Admirably, Knox makes no concession to the non-surfer - the language is crude and entirely peculiar to surfers. The Life is written by someone who's sat behind the rocks at Snapper, understands the sand flow at Rainbow Bay, and has spent a lot of time around surfers. In stark contrast to Breath by Tim Winton, which contained florid descriptions of 'men dancing upon waves', The Life is written in the language of the line-up: 'I done this', 'yous done that'.
As the tale slowly unfolds the two strands of Dennis Keith's life draw closer together, yet the reader knows only as much as DK's addled mind will grasp. It is not till the very end that the heartbreaking truths of his life are exposed to him.
Despite the popularity of surfing there is a distinct lack of quality surf fiction in Australia. Breath being the only notable work that comes to mind. With The Life Malcolm Knox fills that void, and then some.
The Life is published by Allen & Unwin and retails for $32.99. Buy it online here.
Comments
Sounds good, Stu! How about an interview with the author?
Heh heh...already done Al!

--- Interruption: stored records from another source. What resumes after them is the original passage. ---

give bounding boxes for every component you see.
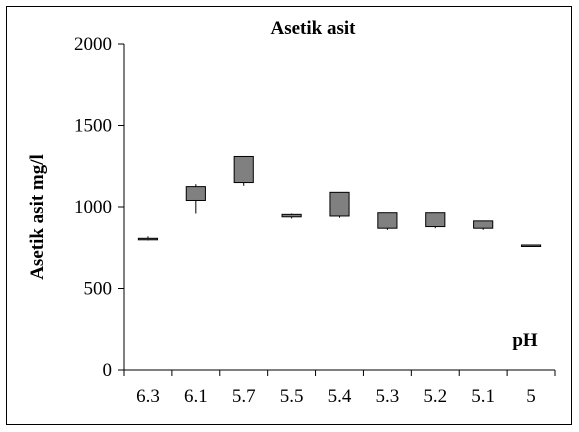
box: [377, 212, 398, 229]
y-tick-label: 1000: [74, 197, 112, 218]
x-tick-label: 5.3: [376, 386, 400, 407]
chart-marks: [137, 155, 542, 247]
y-tick-label: 500: [84, 279, 113, 300]
x-tick-label: 5: [526, 386, 536, 407]
box: [473, 220, 494, 229]
x-tick-label: 5.5: [280, 386, 304, 407]
box: [137, 237, 159, 241]
box: [329, 191, 350, 217]
y-tick-label: 1500: [74, 116, 112, 137]
box: [425, 212, 446, 228]
y-axis-label: Asetik asit mg/l: [27, 154, 48, 280]
y-tick-label: 0: [103, 360, 113, 381]
x-tick-labels: 6.3 6.1 5.7 5.5 5.4 5.3 5.2 5.1 5: [136, 386, 536, 407]
x-tick-label: 5.1: [471, 386, 495, 407]
box: [185, 186, 206, 201]
x-tick-label: 6.1: [184, 386, 208, 407]
y-tick-label: 2000: [74, 34, 112, 55]
chart-title: Asetik asit: [271, 18, 357, 39]
chart-frame: Asetik asit Asetik asit mg/l pH 0 500 1000…: [6, 6, 572, 425]
box: [281, 213, 302, 218]
y-tick-labels: 0 500 1000 1500 2000: [74, 34, 112, 381]
x-tick-label: 6.3: [136, 386, 160, 407]
chart-svg: Asetik asit Asetik asit mg/l pH 0 500 1000…: [27, 18, 556, 407]
box: [520, 244, 542, 247]
axes: [118, 43, 556, 376]
ph-annotation: pH: [512, 330, 538, 351]
x-tick-label: 5.4: [328, 386, 352, 407]
box: [233, 155, 254, 184]
x-tick-label: 5.2: [423, 386, 447, 407]
x-tick-label: 5.7: [232, 386, 256, 407]
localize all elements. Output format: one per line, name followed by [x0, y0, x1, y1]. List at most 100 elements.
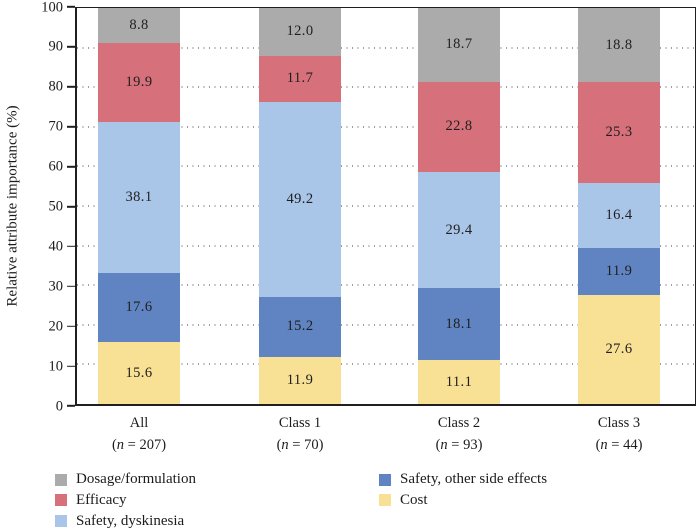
- legend-label: Efficacy: [76, 491, 127, 508]
- x-axis: All (n = 207) Class 1 (n = 70) Class 2 (n = 9…: [75, 412, 696, 464]
- bar-segment: 16.4: [578, 182, 660, 248]
- gridline: [77, 245, 695, 247]
- y-tick-label: 80: [48, 78, 64, 95]
- y-axis: 0 10 20 30 40 50 60 70 80 90 100: [0, 0, 75, 413]
- bar-segment: 18.8: [578, 8, 660, 83]
- legend-item: Safety, dyskinesia: [55, 513, 184, 530]
- category-name: Class 2: [437, 415, 481, 431]
- bar-value-label: 18.8: [605, 36, 633, 53]
- bar-value-label: 8.8: [129, 16, 149, 33]
- gridline: [77, 284, 695, 286]
- bar-value-label: 25.3: [605, 124, 633, 141]
- bar-segment: 18.7: [418, 8, 500, 82]
- category-label: All (n = 207): [112, 412, 166, 457]
- gridline: [77, 363, 695, 365]
- legend-label: Dosage/formulation: [76, 471, 196, 487]
- gridline: [77, 165, 695, 167]
- category-sample-size: (n = 44): [595, 437, 643, 454]
- stacked-bar: 11.1 18.1 29.4 22.8 18.7: [418, 8, 500, 404]
- category-label: Class 3 (n = 44): [596, 412, 643, 457]
- category-label: Class 2 (n = 93): [436, 412, 483, 457]
- category-sample-size: (n = 93): [435, 437, 483, 454]
- bar-value-label: 11.9: [605, 262, 633, 279]
- y-tick-mark: [67, 86, 75, 88]
- bar-value-label: 29.4: [445, 221, 473, 238]
- y-tick-mark: [67, 405, 75, 407]
- stacked-bar: 15.6 17.6 38.1 19.9 8.8: [98, 8, 180, 404]
- bar-value-label: 11.7: [286, 70, 314, 87]
- gridline: [77, 47, 695, 49]
- bar-segment: 15.2: [259, 296, 341, 357]
- legend-swatch: [55, 494, 67, 507]
- legend-swatch: [379, 473, 391, 486]
- y-tick-mark: [67, 325, 75, 327]
- bar-segment: 22.8: [418, 81, 500, 172]
- category-name: Class 1: [278, 415, 322, 431]
- bar-segment: 15.6: [98, 342, 180, 404]
- bar-value-label: 22.8: [445, 118, 473, 135]
- y-tick-label: 20: [48, 317, 64, 334]
- y-tick-mark: [67, 125, 75, 128]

Transcribing it as we speak.
Good one Stu. Heard this book reviewed last week and was going to let you know about this one just in case, but forgot the title.
Ah, old age, it's a beautiful thing.
The review was by a non-surfer and he was pretty complimentary and thought that the non-surfer would also enjoy it.
Here you go Al, an interview with Malcolm Knox: http://www.swellnet.com.au/news/2362-five-minutes-with-malcolm-knox-auth...
Where'd you hear the review B&F? Been curious to read or hear reviews yet only found Geordie Williamson's at The Australian. Nothing in the SMH, which I thought odd as Knox often writes for them.
The review in the Weekend Oz bordered on the hilarious, just the kind of worthiness that a wordy "intellectual" who knows nothing about the subject he is reviewing, which is often sport,tends to churn out. Mr Geordie Williamson writes about the main character's "widly unconstrained id," which from my limited knowledge of psychological theory is Freud's term for the instinctive part of our personalities, while he says Mr Malcolm Knox's writing style is "liberated from bourgeois order and temperance." And so it goes ...
Id is a funny little word that often turns up in supposedly serious writing about activities like surfing with the idea being, I suppose, that those who partake of it are wild and wacky dudes, like way out there, man - and that's a cliche that those who never go to the beach find easy to perpetuate. Anyway, amongst all the writerly wanking, Mr Williamson seemed to like the book - and so good luck to Mr Knox.